You do not need a functional-programming background to learn AIVI. You do need to accept that some familiar tools are replaced by different ones:

Familiar habitIn AIVI
Change a variable over timeDerive a new value, or move changing state into a signal
Write if / else chainsPattern-match with `
Use loops for collectionsUse map, filter, reduce, and friends
Hide effects in library callsDeclare sources and let the runtime bridge them into the graph

Values are simpler than variables

A variable makes you ask, "what does this name mean right now?" A value removes that question.

aivi
value score = 10
value boostedScore = score + 5

score never becomes 15. boostedScore is a different value. That sounds small, but it removes an entire category of mental bookkeeping.

State still exists; it just moves

Functional programming does not ban change. It gives change a clearer home.

aivi
signal count = 21

signal label = count
  |> "Count: {.}"

The value of label changes over time, but the relationship stays fixed and visible in the source.
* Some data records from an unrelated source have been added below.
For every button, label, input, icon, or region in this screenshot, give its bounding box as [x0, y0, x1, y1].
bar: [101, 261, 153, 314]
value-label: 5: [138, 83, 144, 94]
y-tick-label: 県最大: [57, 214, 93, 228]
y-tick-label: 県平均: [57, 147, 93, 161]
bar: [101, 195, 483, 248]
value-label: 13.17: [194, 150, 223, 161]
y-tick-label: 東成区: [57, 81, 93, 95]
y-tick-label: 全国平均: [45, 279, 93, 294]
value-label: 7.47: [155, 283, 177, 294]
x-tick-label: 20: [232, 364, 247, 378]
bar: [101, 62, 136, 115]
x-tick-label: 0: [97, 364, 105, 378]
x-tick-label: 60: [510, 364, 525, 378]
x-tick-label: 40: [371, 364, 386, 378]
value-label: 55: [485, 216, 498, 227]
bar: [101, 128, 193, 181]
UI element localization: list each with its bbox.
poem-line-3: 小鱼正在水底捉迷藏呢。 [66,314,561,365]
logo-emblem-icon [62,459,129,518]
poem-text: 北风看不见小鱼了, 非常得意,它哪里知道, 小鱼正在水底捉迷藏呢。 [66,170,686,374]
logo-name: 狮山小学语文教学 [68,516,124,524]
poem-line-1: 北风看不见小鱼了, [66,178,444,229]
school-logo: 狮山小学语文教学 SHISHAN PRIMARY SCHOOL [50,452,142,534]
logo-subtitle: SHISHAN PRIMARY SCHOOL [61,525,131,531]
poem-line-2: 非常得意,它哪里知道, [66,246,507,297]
Branching becomes data-oriented

Instead of writing control flow around values, you branch on the value itself.

aivi
type LoadState =
  | Loading
  | Ready Text
  | Failed Text

type LoadState -> Text
func describe = state => state
 ||> Loading      -> "Loading..."
 ||> Ready data   -> "Ready: {data}"
 ||> Failed error -> "Error: {error}"

The compiler checks that every case is handled. That is one of the main ergonomic wins of closed types.

Names should earn their keep

Beginners are often shown functional code full of clever temporary names. That is not the goal here. In AIVI, use the simplest readable form first:

aivi
type Text -> Text
func greeting = name => name
  |> trim
  |> "Hello, {.}!"

Reach for #name only when a later stage truly needs an earlier value or when two versions of the same value would otherwise become confusing.